Öte yandan, davalılar arasındaki sözleşme, kamu hizmeti vermekle yükümlü olan davalı belediyenin lehine düzenlenmiş bir idari sözleşme olmayıp, açık biçimde özel hukuk hükümlerine tabi eser sözleşmesidir. Bu sözleşmenin tarafları arasında çıkacak uyuşmazlıkların çözüm yeri idari yargı olmadığına göre, bu sözleşmenin yerine getirilmesi sırasında sözleşmenin tarafı olmayan üçüncü kişilere verilen zararların giderilmesi amacıyla açılan davaların çözüm mercii de idari yargı olarak düşünülemez (Yargıtay Hukuk Genel Kurulu’nun 02/02/2011 gün ve 2010/7-673 E.-2011/2 K. sayılı ilamı).

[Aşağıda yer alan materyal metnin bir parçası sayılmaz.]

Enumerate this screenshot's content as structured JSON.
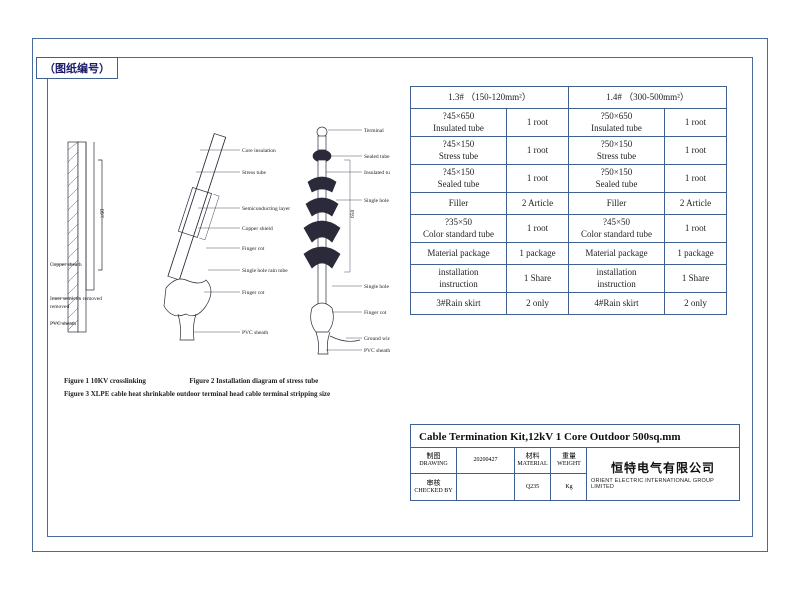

Bu durumda mahkemece, eldeki davaya bakmakla idari yargı yeri değil, adli yargı yerinin görevli olduğunun kabulü ile tarafların delillerinin toplanması, ondan sonra hasıl olacak sonuca göre bir karar verilmesi gerekirken yanlış değerlendirme sonucu yazılı olduğu üzere karar verilmiş olması doğru bulunmamıştır.
SONUÇ : Yukarda açıklanan nedenlerle davacı vekilinin temyiz itirazlarının kabulü ile hükmün BOZULMASINA, peşin alınan harcın istek halinde temyiz eden davacıya geri verilmesine 26/10/2015 gününde oybirliğiyle karar verildi.